Quando si parla di mummificazione, pensiamo subito ai faraoni e all’Antico Egitto: e a ragione, perché gli egizi sono stati pionieri e maestri nei procedimenti di conservazione dei defunti, considerati una vera e propria arte i cui segreti venivano tramandati principalmente per via orale. Fino a poco tempo fa eravamo a conoscenza di soli due testi sul tema: ora se ne aggiunge un terzo, un vero e proprio manuale sulla mummificazione, contenuto all’interno di un papiro medico. È il cosiddetto Papiro Louvre-Carlsberg, così chiamato per via della proprietà condivisa tra il museo francese del Louvre e la collezione di papiri della Carlsberg Foundation (Danimarca): lungo sei metri, risale al 1450 a.C. circa, ed è di ben mille anni più antico degli altri due manoscritti sulla mummificazione.

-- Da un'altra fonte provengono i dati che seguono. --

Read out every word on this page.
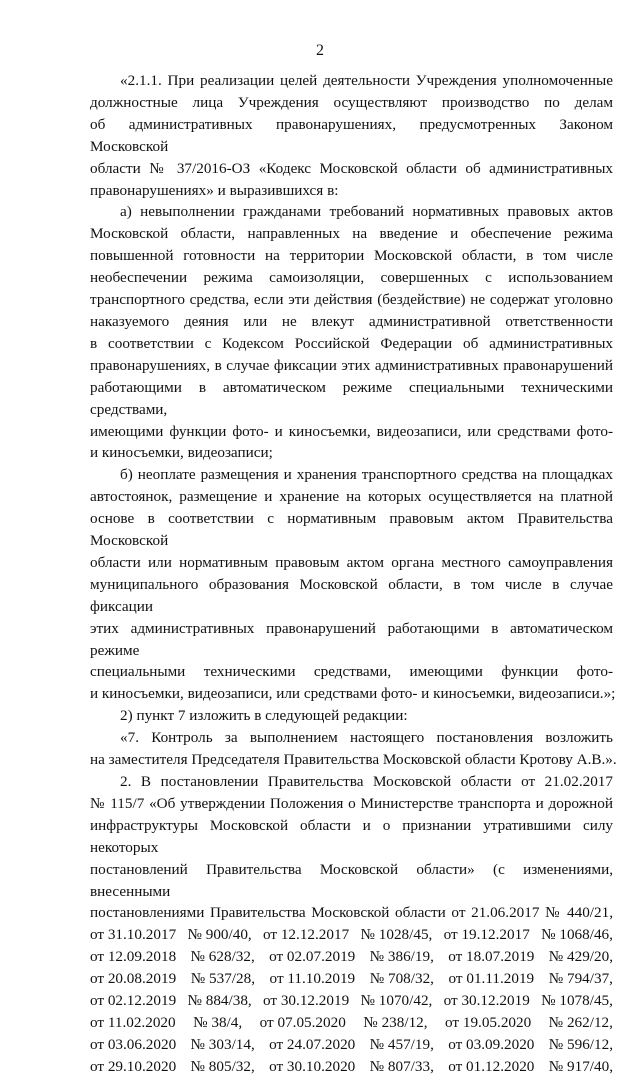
2
«2.1.1. При реализации целей деятельности Учреждения уполномоченные
должностные лица Учреждения осуществляют производство по делам
об административных правонарушениях, предусмотренных Законом Московской
области № 37/2016-ОЗ «Кодекс Московской области об административных
правонарушениях» и выразившихся в:
а) невыполнении гражданами требований нормативных правовых актов
Московской области, направленных на введение и обеспечение режима
повышенной готовности на территории Московской области, в том числе
необеспечении режима самоизоляции, совершенных с использованием
транспортного средства, если эти действия (бездействие) не содержат уголовно
наказуемого деяния или не влекут административной ответственности
в соответствии с Кодексом Российской Федерации об административных
правонарушениях, в случае фиксации этих административных правонарушений
работающими в автоматическом режиме специальными техническими средствами,
имеющими функции фото- и киносъемки, видеозаписи, или средствами фото-
и киносъемки, видеозаписи;
б) неоплате размещения и хранения транспортного средства на площадках
автостоянок, размещение и хранение на которых осуществляется на платной
основе в соответствии с нормативным правовым актом Правительства Московской
области или нормативным правовым актом органа местного самоуправления
муниципального образования Московской области, в том числе в случае фиксации
этих административных правонарушений работающими в автоматическом режиме
специальными техническими средствами, имеющими функции фото-
и киносъемки, видеозаписи, или средствами фото- и киносъемки, видеозаписи.»;
2) пункт 7 изложить в следующей редакции:
«7. Контроль за выполнением настоящего постановления возложить
на заместителя Председателя Правительства Московской области Кротову А.В.».
2. В постановлении Правительства Московской области от 21.02.2017
№ 115/7 «Об утверждении Положения о Министерстве транспорта и дорожной
инфраструктуры Московской области и о признании утратившими силу некоторых
постановлений Правительства Московской области» (с изменениями, внесенными
постановлениями Правительства Московской области от 21.06.2017 № 440/21,
от 31.10.2017 № 900/40, от 12.12.2017 № 1028/45, от 19.12.2017 № 1068/46,
от 12.09.2018 № 628/32, от 02.07.2019 № 386/19, от 18.07.2019 № 429/20,
от 20.08.2019 № 537/28, от 11.10.2019 № 708/32, от 01.11.2019 № 794/37,
от 02.12.2019 № 884/38, от 30.12.2019 № 1070/42, от 30.12.2019 № 1078/45,
от 11.02.2020 № 38/4, от 07.05.2020 № 238/12, от 19.05.2020 № 262/12,
от 03.06.2020 № 303/14, от 24.07.2020 № 457/19, от 03.09.2020 № 596/12,
от 29.10.2020 № 805/32, от 30.10.2020 № 807/33, от 01.12.2020 № 917/40,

Il testo non è rivolto ai neofiti del mestiere, ma funge piuttosto da promemoria per gli addetti ai lavori: non tratta infatti le tecniche di base della mummificazione, ma descrive i dettagli di alcuni procedimenti, come la preparazione di unguenti e l’uso di diversi tipi di bende. In particolare spiega in che modo mummificare il volto del defunto, utilizzando sostanze ricavate da piante aromatiche e cotte in un liquido che il mummificatore spalmava su teli di lino rosso, che andavano poi appoggiati sul volto della futura mummia. «La descrizione di questo procedimento è uno dei dettagli più interessanti del manuale», afferma Sofie Schiødt, l’egittologa che ha revisionato il papiro.

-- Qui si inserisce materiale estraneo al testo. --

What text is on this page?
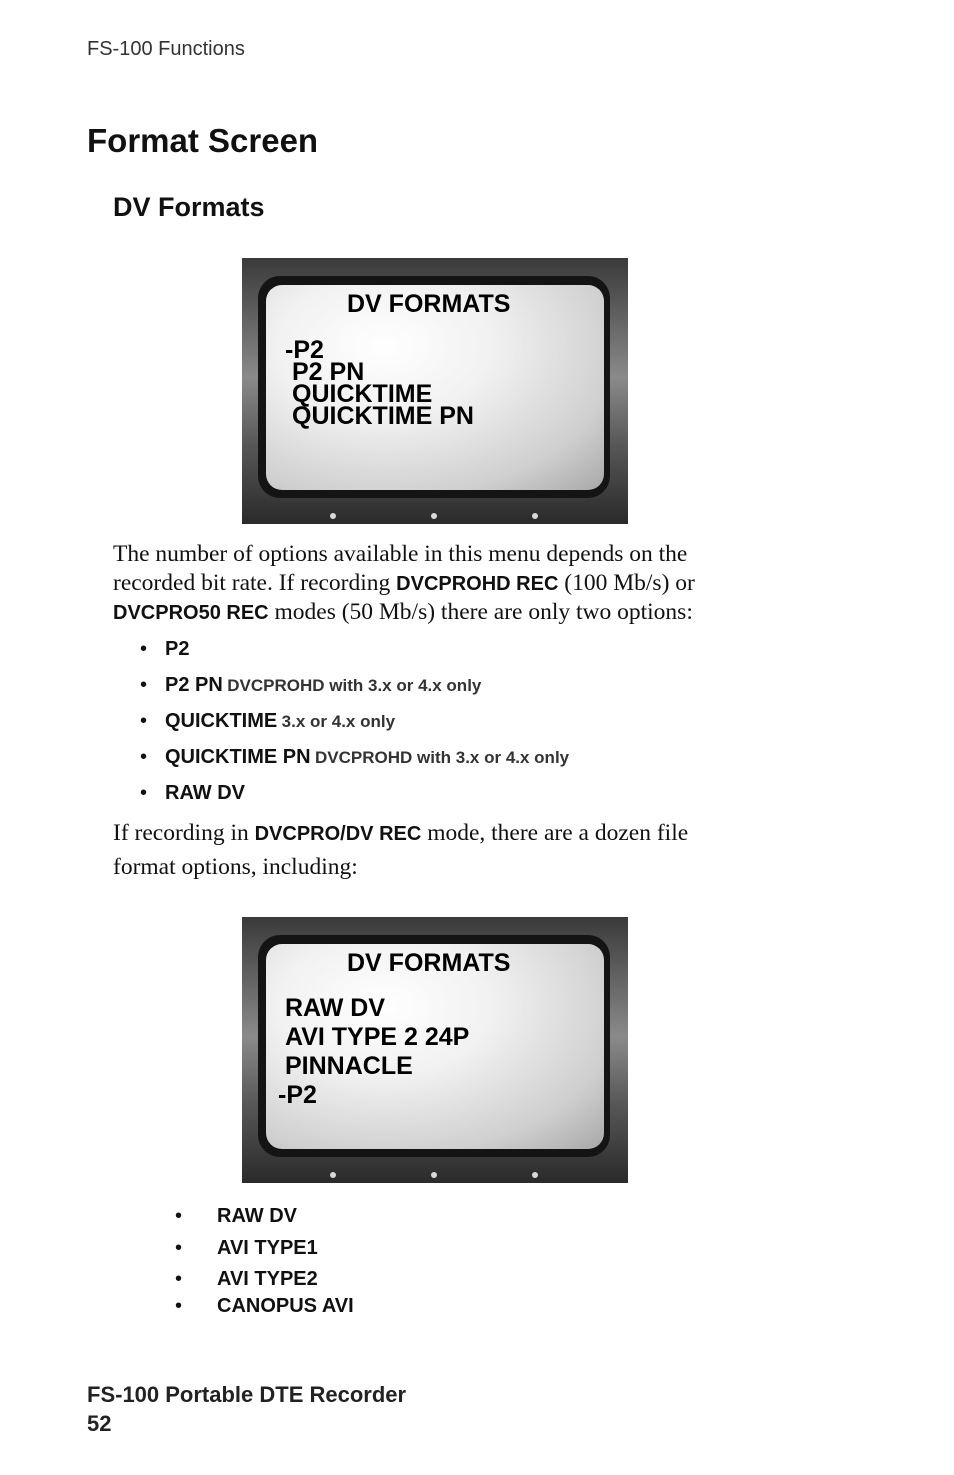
FS-100 Functions
Format Screen
DV Formats
DV FORMATS
-P2
P2 PN
QUICKTIME
QUICKTIME PN
The number of options available in this menu depends on the
recorded bit rate. If recording DVCPROHD REC (100 Mb/s) or
DVCPRO50 REC modes (50 Mb/s) there are only two options:
• P2
• P2 PN DVCPROHD with 3.x or 4.x only
• QUICKTIME 3.x or 4.x only
• QUICKTIME PN DVCPROHD with 3.x or 4.x only
• RAW DV
If recording in DVCPRO/DV REC mode, there are a dozen file
format options, including:
DV FORMATS
RAW DV
AVI TYPE 2 24P
PINNACLE
-P2
• RAW DV
• AVI TYPE1
• AVI TYPE2
• CANOPUS AVI
FS-100 Portable DTE Recorder
52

Questa procedura, fino ad oggi sconosciuta, veniva ripetuta ogni quattro giorni, per 17 volte. La mummificazione durava in totale circa 70 giorni: i primi 35 servivano a svuotare e seccare il corpo, che nei restanti 35 giorni veniva avvolto, profumato e riposto nella bara. Negli intervalli tra un procedimento e l’altro, i mummificatori coprivano il cadavere con teli e bacchetti di incenso, che accendevano per tenere lontani insetti e scarafaggi. Un procedimento lungo e complicato, che si concludeva con la celebrazione di riti religiosi volti ad accompagnare il defunto nel suo viaggio nell’aldilà.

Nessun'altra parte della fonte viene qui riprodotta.